Additional $19 Million Obligated for Puerto Rico Hurricane Recovery Work
SAN JUAN – The Federal Emergency Management Agency (FEMA) and the Puerto Rico Central Office for Recovery, Reconstruction and Resilience, or COR3, have obligated more than $19 million in additional funds for 42 projects related to the recovery and reconstruction of Puerto Rico after hurricanes Irma and Maria in 2017. The funds were obligated between Jan. 10 and Jan. 16.

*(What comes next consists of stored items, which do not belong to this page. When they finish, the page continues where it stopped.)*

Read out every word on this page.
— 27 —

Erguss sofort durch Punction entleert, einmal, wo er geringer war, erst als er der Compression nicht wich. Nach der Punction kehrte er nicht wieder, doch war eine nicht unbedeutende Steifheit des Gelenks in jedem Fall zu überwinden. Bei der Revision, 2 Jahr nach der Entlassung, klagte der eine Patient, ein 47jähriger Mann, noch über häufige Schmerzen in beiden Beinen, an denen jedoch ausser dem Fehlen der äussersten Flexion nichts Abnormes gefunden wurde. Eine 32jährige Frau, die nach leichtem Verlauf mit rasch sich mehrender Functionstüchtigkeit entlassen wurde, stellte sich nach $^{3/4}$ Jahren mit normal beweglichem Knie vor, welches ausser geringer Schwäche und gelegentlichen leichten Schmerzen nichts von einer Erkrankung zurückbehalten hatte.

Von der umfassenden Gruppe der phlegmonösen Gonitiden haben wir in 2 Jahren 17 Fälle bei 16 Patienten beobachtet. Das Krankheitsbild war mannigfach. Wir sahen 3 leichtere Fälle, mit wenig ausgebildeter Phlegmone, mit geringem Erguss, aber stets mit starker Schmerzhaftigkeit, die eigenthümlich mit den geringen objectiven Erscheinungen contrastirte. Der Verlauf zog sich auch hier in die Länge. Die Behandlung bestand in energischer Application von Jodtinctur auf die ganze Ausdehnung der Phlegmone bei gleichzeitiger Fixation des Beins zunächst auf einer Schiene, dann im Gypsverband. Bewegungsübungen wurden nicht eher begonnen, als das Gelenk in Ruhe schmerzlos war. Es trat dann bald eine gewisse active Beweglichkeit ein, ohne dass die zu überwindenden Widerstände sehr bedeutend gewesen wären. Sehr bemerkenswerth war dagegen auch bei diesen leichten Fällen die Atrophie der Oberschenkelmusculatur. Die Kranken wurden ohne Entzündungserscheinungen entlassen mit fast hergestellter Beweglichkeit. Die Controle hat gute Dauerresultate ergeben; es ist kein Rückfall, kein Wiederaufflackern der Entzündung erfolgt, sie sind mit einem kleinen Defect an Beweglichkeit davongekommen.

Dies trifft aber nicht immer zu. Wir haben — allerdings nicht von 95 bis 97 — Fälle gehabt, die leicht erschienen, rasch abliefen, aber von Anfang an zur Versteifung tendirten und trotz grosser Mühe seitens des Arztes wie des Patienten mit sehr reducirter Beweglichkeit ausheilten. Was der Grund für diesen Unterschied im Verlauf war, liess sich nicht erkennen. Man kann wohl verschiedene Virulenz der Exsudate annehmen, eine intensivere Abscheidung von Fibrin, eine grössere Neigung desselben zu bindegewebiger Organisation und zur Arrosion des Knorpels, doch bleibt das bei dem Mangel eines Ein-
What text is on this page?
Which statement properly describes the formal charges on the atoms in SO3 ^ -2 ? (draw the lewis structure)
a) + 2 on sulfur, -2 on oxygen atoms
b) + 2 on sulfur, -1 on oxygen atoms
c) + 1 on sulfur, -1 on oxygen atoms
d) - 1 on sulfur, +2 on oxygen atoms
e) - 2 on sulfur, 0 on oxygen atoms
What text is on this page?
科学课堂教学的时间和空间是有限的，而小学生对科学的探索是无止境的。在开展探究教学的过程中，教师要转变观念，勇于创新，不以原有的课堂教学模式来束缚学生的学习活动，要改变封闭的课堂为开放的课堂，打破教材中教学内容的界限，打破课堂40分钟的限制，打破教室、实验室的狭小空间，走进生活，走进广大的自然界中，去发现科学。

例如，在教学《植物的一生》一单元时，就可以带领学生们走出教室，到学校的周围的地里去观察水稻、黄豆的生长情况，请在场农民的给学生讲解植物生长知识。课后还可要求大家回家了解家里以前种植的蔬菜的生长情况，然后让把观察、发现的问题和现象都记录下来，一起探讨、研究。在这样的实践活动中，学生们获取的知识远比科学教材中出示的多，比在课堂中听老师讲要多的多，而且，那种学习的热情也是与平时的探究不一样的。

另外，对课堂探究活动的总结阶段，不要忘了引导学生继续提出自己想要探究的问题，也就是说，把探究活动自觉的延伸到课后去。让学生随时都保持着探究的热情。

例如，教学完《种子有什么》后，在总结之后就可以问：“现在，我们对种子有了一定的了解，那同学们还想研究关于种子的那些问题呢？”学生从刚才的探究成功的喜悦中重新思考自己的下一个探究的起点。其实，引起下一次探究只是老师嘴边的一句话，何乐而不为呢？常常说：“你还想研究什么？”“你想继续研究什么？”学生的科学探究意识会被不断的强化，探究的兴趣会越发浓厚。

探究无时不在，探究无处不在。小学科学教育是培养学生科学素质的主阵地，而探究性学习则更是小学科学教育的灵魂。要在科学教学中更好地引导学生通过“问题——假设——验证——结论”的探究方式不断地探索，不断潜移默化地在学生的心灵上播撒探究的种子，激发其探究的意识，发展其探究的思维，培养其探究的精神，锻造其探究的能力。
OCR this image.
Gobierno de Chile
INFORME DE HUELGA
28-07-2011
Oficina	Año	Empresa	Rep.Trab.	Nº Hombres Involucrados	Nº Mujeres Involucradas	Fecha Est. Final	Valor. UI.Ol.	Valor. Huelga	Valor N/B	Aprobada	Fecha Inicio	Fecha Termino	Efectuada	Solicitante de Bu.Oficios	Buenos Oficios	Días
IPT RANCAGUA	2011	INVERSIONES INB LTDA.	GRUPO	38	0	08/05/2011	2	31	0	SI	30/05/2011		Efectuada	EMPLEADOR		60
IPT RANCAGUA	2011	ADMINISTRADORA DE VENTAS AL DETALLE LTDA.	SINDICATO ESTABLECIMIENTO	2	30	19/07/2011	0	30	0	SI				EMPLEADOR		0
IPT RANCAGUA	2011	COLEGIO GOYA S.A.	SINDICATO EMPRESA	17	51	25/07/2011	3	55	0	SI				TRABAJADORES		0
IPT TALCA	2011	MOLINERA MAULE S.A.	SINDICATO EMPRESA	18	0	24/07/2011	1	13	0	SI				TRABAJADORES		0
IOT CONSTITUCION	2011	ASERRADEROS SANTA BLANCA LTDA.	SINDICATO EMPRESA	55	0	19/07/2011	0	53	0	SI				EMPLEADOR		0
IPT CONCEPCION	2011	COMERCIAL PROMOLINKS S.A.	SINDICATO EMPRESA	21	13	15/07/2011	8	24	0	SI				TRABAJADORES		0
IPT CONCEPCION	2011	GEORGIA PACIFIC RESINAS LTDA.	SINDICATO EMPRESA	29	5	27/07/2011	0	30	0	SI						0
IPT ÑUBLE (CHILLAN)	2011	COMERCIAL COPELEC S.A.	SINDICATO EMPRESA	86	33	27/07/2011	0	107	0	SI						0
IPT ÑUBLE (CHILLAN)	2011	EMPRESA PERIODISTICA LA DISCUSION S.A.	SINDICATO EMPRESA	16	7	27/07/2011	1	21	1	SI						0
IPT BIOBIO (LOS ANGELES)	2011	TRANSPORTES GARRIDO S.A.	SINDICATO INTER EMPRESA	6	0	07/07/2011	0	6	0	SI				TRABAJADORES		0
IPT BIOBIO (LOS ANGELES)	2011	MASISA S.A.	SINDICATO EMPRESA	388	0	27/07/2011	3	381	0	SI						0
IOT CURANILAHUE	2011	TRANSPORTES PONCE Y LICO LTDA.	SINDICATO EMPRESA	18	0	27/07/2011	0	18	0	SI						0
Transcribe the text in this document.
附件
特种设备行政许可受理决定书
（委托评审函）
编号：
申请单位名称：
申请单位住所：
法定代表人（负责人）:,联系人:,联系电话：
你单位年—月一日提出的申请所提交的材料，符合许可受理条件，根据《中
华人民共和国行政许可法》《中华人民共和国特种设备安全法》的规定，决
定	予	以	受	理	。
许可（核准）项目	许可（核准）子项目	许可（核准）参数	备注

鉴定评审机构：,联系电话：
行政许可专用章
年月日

FEMA works with COR3 through the agency’s Public Assistance program to obligate recovery funds to private nonprofit organizations, municipalities and Puerto Rico government agencies for expenses related to recovery projects
To date, over $6.1 billion has been approved for Puerto Rico under FEMA’s Public Assistance program.
Funding for permanent work includes projects like roads, bridges, water control facilities, buildings and equipment, utilities and park and recreation facilities as authorized under Section 406 of the Robert T. Stafford Act.
The latest grants obligated are as follows:
- Nearly $5.8 million for debris removal
- Nearly $5 million for repairs to roads and bridges
- Over $4.4 million for emergency protective measures
- Nearly $2.4 million forrepairs to parks and recreational facilities
- Nearly $1.8 million for repairs to public utilities.
“FEMA and COR3 remain focused on prioritizing obligations of funds to municipalities for eligible expenses…to help communities recover,” reads a FEMA release published Tuesday.
“Many projects during this phase of the recovery are for architectural and engineering design, which may open the door to funding opportunities for larger projects in the future. These funds help to reduce the ‘damage-rebuild-damage’ cycle that comes with restoring structures to pre-disaster conditions. They assure quality by meticulously detailing scopes of work to ensure a repaired and rebuilt Puerto Rico is better positioned to withstand another storm,” FEMA wrote.
Emergency protective measures are actions “taken to eliminate or lessen immediate threats either to lives, public health or safety, or significant additional damage to public or private property in a cost-effective manner,” according to the agency.